Pool was inspired by similar ride sharing apps like Uber and Lyft which depend on users to be the primary product. As a college student who goes to school in a big city, I'm often brutally victimized by Uber prices and I've always been aware that carpooling is cheaper, more sustainable alternative. However, it's pretty hard to find people to carpool with and there's also sort of a stigma that carpooling is only for kids, when in truth it can be for anyone who cares about saving money and the environment.
What it does
Pool operates on a simple level but I focused on strong execution and user experience.
- On the landing page, users can view "Pools" in a sidebar which displays all of the essential information such as where, when, and how.
- Users can elect to filter these Pools from a variety of options, as displayed in the video.
- Users can create a pool by filling out a simple form and their post is then broadcast to nearby "Poolers"
- Users can join a Pool by filling out a simple form, sending an SMS message to the Pool creator. From that point forwards, the rest is left to the Pool seeker and creator!
How we built it
For the frontend, I used NextJS, ReactJS, Recoil, and Chakra UI. I also integrated the Google Maps API as a major component on the landing page. I also use the Twilio API on the backend for SMS messaging.
Challenges we ran into
I had a lot of issues on the frontend working with the Google Maps API. It was definitely a steep learning curve learning how to integrate it into React and I had to come up with a lot of strange workarounds with global state management in order to get the solution I wanted. As I result, I wasn't able to fully flesh out the search and filtering features as thoroughly as I wanted to. I also had some issues with the Twilio API on the backend that wasn't letting me deploy the feature on vercel.
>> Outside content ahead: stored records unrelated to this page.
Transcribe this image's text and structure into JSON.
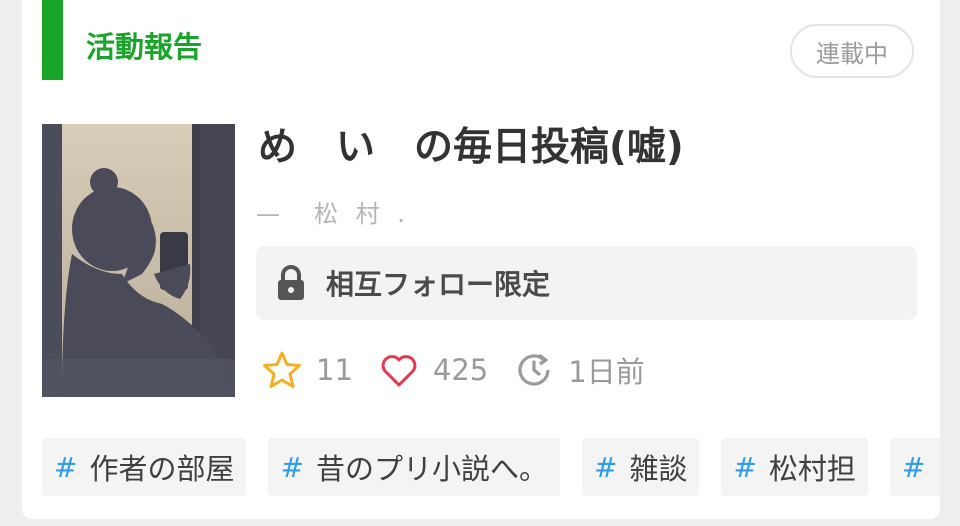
{
  "category": {
    "label": "活動報告"
  },
  "status": {
    "label": "連載中"
  },
  "work": {
    "title": "め　い　の毎日投稿(嘘)",
    "author": "—　松 村 ."
  },
  "restriction": {
    "icon": "lock-icon",
    "label": "相互フォロー限定"
  },
  "stats": {
    "stars": "11",
    "likes": "425",
    "updated": "1日前"
  },
  "tags": [
    {
      "hash": "#",
      "text": "作者の部屋"
    },
    {
      "hash": "#",
      "text": "昔のプリ小説へ。"
    },
    {
      "hash": "#",
      "text": "雑談"
    },
    {
      "hash": "#",
      "text": "松村担"
    },
    {
      "hash": "#",
      "text": ""
    }
  ],
  "colors": {
    "accent_green": "#18a52a",
    "star": "#f5b021",
    "heart": "#e8384f",
    "hash": "#2d9df0"
  }
}
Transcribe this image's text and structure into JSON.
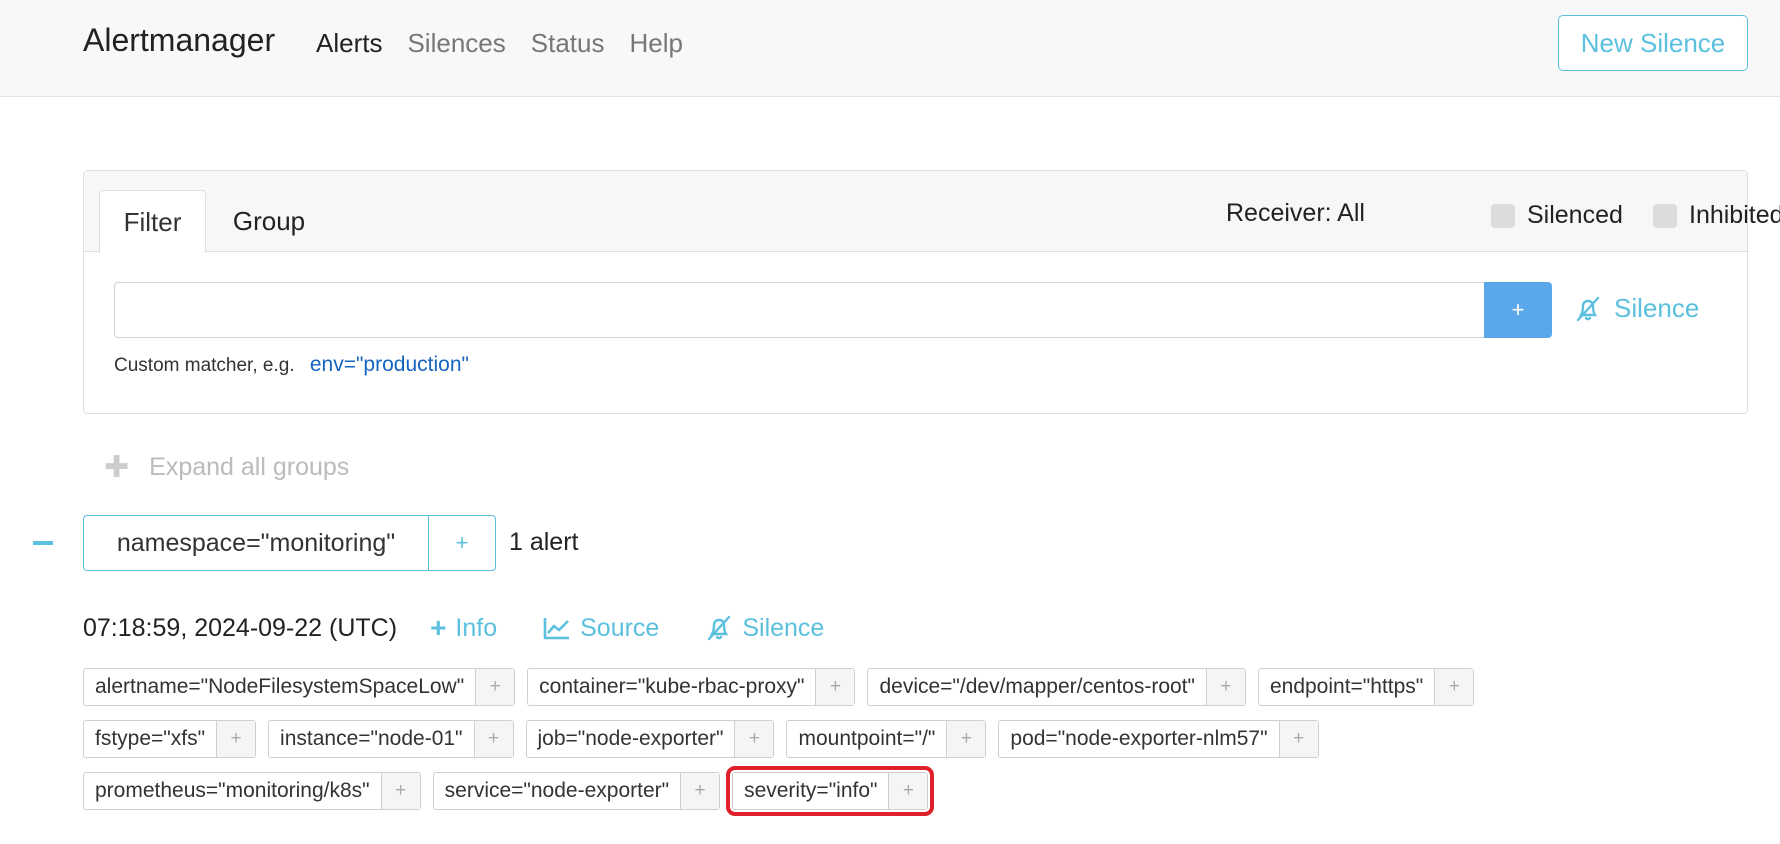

As a result, the version deployed at https://pool-beta.vercel.app/ is missing a number of features that I implemented locally, which is disappointing.
Accomplishments that we're proud of
I'm proud that I was able to put my head down and produce this (semi) functioning website for my first ever hackathon. It took a lot of perseverance because I had no one else to cheer me on except for myself!
What we learned
I definitely got a lot better at figuring out how to piece together solutions on the frontend when dealing with really complex state. In the future, I should probably have a more defined plan for what I want my component tree to look like so that I have an easier time implementing everything. I also learned that I must ALWAYS implement best practices because that can lead to huge issues when it comes to deployment, which eventually resulted in the deployed version being lackluster compared to the local version.
What's next for Pool
I detail this in the video, but there's definitely a lot of work that can be done on Pool in the future!
- Refactor the code! As is, everything is sort of hanging together by a thread.
- Implement a chat feature inside the app.
- Let viewers see the Pools they have joined and/or created.
- Make the map component much more robust and interactive. I'm not in love with how the routes look right now.
- Add more advanced filtering options perhaps a less naive way to recommend Pools to users.